Humn, Skeleton Key is a problem. Happy as I am to watch Kate scoot round the South in her flip-flops and VW, the ending is just too grim compared to the rest for my tastes. It makes the film feel lopsided, as though H.P. Lovecraft got hold of the last ten minutes. Nightwatch trash, Mirrormask a joy, incidentally. You were absolutely right.

martinqblank said...

Everybody knows the ending of "The Skeleton Key" would have been 77.75% improved if Sarsgaard and Kate Hudson had performed a lively calypso a la Jeffrey Jones and Catherine O'Hara in "Beetlejuice"...

tim r said...

You're quite right. "A beautiful bunch of rrripe BANANAS! Daylight come and I worn-a go hoome..."

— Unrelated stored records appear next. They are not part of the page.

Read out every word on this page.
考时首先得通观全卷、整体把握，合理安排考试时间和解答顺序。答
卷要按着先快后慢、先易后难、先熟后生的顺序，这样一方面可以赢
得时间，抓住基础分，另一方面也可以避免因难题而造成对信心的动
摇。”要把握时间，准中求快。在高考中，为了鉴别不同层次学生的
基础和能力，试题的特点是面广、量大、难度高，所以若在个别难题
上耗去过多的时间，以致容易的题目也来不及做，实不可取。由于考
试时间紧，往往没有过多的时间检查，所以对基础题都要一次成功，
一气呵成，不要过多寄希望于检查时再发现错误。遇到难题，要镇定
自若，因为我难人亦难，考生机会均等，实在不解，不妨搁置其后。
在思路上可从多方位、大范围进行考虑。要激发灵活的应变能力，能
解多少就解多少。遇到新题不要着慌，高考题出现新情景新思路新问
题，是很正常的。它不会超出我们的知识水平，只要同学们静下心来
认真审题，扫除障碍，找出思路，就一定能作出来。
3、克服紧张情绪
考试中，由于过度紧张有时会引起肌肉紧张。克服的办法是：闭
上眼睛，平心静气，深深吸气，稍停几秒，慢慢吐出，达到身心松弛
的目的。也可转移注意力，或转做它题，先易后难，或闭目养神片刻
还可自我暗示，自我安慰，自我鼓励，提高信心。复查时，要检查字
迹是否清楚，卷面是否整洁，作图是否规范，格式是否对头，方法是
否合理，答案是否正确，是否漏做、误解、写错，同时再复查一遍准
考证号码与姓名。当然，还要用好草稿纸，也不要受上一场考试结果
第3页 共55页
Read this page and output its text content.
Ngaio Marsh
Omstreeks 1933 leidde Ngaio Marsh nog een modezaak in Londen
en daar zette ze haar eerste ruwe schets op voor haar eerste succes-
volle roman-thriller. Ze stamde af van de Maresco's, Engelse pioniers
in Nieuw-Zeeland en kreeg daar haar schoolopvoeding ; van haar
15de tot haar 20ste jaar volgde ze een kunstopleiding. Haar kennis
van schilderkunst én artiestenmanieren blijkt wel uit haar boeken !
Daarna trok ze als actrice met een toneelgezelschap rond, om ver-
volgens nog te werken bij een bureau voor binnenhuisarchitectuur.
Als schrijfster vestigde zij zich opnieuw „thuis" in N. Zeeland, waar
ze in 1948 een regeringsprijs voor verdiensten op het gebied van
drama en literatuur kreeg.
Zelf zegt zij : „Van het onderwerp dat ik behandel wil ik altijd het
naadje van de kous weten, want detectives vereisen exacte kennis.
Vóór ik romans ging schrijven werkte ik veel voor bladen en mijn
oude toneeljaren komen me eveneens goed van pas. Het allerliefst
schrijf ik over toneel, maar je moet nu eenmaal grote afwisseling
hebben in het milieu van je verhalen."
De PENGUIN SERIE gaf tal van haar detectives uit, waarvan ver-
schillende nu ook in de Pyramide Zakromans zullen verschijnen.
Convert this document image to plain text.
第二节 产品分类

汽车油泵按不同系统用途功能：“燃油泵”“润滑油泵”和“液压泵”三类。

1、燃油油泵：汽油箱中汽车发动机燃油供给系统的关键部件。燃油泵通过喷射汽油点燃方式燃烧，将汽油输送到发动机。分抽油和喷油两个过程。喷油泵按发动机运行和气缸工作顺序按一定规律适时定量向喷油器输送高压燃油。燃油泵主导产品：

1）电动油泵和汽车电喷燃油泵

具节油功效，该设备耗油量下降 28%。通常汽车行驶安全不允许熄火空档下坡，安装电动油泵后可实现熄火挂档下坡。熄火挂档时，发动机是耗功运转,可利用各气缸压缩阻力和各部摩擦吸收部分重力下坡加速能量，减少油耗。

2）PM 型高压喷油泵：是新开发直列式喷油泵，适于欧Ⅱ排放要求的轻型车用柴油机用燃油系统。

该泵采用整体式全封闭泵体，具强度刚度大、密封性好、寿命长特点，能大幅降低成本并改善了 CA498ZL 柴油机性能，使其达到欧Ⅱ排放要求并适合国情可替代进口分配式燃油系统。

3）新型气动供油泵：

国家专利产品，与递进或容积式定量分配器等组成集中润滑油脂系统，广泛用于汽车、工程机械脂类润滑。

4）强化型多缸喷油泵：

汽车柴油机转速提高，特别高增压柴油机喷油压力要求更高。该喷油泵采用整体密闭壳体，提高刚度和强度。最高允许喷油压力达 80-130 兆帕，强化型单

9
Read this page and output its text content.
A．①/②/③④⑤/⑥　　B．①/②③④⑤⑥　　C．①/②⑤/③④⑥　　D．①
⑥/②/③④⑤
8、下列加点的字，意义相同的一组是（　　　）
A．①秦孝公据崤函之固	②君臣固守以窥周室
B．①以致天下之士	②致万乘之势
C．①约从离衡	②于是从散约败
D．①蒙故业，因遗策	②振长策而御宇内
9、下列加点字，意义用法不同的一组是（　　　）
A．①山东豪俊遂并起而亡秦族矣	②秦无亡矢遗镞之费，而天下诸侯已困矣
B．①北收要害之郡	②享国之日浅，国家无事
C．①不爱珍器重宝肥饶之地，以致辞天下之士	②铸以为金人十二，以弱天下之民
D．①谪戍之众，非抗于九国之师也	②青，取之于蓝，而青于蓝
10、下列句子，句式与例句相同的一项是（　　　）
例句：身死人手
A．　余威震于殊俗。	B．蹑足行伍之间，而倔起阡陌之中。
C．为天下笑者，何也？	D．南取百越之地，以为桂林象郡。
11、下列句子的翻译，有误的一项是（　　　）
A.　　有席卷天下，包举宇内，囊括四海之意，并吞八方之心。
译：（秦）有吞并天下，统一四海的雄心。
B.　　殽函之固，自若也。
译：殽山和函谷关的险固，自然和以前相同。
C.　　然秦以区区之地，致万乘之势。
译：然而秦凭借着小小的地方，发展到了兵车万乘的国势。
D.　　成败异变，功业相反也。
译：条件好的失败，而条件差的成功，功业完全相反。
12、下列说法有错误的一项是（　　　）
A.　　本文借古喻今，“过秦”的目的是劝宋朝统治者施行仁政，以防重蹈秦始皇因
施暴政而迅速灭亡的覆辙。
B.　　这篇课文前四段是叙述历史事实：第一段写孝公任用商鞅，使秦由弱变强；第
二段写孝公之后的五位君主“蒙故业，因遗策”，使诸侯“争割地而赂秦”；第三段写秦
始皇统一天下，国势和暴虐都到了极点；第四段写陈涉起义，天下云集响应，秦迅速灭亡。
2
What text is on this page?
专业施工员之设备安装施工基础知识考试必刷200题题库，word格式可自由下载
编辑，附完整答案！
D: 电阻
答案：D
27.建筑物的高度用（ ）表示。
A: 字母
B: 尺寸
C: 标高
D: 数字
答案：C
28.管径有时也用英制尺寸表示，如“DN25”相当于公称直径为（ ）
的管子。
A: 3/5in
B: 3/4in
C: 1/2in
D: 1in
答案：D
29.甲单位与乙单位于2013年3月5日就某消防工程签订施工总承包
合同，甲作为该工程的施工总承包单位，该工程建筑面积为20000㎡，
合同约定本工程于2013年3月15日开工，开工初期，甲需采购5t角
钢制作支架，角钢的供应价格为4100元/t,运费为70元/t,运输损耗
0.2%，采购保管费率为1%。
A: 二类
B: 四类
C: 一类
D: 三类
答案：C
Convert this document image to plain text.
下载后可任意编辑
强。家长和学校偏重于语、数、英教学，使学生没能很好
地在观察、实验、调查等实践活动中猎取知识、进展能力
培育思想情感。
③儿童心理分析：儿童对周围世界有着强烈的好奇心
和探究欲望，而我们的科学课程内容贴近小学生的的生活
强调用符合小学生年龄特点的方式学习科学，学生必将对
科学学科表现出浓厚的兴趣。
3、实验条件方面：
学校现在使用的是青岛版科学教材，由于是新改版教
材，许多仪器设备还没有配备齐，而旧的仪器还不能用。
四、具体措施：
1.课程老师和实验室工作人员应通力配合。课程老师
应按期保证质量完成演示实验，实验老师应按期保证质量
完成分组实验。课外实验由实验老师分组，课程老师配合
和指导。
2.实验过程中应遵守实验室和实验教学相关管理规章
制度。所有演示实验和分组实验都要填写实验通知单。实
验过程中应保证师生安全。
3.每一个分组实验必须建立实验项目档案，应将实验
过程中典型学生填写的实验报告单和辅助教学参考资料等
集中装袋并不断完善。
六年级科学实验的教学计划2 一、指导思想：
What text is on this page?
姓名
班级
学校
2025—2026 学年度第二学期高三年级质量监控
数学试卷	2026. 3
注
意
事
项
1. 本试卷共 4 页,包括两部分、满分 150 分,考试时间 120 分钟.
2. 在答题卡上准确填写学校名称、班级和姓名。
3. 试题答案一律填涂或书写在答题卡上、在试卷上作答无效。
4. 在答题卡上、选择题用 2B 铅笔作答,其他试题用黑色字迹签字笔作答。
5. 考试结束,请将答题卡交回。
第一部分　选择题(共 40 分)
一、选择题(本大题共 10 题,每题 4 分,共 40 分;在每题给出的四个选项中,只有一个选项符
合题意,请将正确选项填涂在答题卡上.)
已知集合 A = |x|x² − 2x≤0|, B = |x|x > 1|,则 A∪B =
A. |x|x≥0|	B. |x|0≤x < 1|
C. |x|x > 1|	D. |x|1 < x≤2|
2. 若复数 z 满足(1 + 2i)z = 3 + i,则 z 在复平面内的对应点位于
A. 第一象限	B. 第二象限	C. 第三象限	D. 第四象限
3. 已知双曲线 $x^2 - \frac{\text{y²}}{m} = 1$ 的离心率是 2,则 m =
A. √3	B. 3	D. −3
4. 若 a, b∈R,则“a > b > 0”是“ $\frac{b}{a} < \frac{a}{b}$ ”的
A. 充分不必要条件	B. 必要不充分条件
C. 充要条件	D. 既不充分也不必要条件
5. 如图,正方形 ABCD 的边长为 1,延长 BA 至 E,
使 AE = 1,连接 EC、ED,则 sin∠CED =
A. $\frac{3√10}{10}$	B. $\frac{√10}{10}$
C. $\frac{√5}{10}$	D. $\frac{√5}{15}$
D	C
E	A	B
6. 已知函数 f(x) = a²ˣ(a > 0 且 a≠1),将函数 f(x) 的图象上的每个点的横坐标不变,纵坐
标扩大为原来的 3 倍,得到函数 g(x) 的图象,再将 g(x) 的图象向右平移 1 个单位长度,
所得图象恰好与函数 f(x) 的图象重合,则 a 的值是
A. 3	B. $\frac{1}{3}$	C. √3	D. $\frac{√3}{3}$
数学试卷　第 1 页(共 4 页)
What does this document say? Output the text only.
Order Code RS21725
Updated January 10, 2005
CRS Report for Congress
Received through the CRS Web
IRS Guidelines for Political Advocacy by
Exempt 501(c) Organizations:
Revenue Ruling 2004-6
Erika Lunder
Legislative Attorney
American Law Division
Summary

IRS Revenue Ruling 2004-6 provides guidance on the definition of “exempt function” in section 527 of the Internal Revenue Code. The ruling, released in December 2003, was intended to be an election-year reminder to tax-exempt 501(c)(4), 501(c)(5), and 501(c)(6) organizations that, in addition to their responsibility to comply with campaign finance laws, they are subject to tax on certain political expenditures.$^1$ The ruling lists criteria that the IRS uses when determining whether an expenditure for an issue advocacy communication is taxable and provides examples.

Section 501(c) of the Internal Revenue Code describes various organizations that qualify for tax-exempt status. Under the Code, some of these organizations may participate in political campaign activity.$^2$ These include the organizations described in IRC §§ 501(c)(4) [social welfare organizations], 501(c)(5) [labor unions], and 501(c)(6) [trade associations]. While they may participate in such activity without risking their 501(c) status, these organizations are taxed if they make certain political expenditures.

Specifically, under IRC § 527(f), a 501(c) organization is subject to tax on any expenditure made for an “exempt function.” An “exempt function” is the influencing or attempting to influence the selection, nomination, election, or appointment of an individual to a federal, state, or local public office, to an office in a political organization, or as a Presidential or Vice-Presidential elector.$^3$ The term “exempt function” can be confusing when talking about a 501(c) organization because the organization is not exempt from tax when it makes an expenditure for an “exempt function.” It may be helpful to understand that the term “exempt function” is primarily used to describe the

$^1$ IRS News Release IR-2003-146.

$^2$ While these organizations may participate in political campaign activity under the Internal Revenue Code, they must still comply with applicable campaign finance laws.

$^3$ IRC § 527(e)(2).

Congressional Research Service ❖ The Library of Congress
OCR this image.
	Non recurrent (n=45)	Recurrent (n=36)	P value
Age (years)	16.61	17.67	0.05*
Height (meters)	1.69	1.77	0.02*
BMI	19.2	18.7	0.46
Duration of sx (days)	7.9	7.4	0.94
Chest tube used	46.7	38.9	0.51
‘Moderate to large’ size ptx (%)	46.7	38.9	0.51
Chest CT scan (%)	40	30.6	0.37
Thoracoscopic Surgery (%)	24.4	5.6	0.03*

Still, watch it again and check out Rowlands flirting with Sarsgaard in the opening scenes, it's really funny. Obviously I would, if I were Gena Rowlands or indeed anyone in any of Sarsgaard's films. But now you're distracting me.

Ali said...

I really enjoyed The Skeleton Key too, which was much more thrilling and entertaining than the Japanese horror remakes of late. I'd like to watch it again one of these days.

When is the next guest director oeuvre?!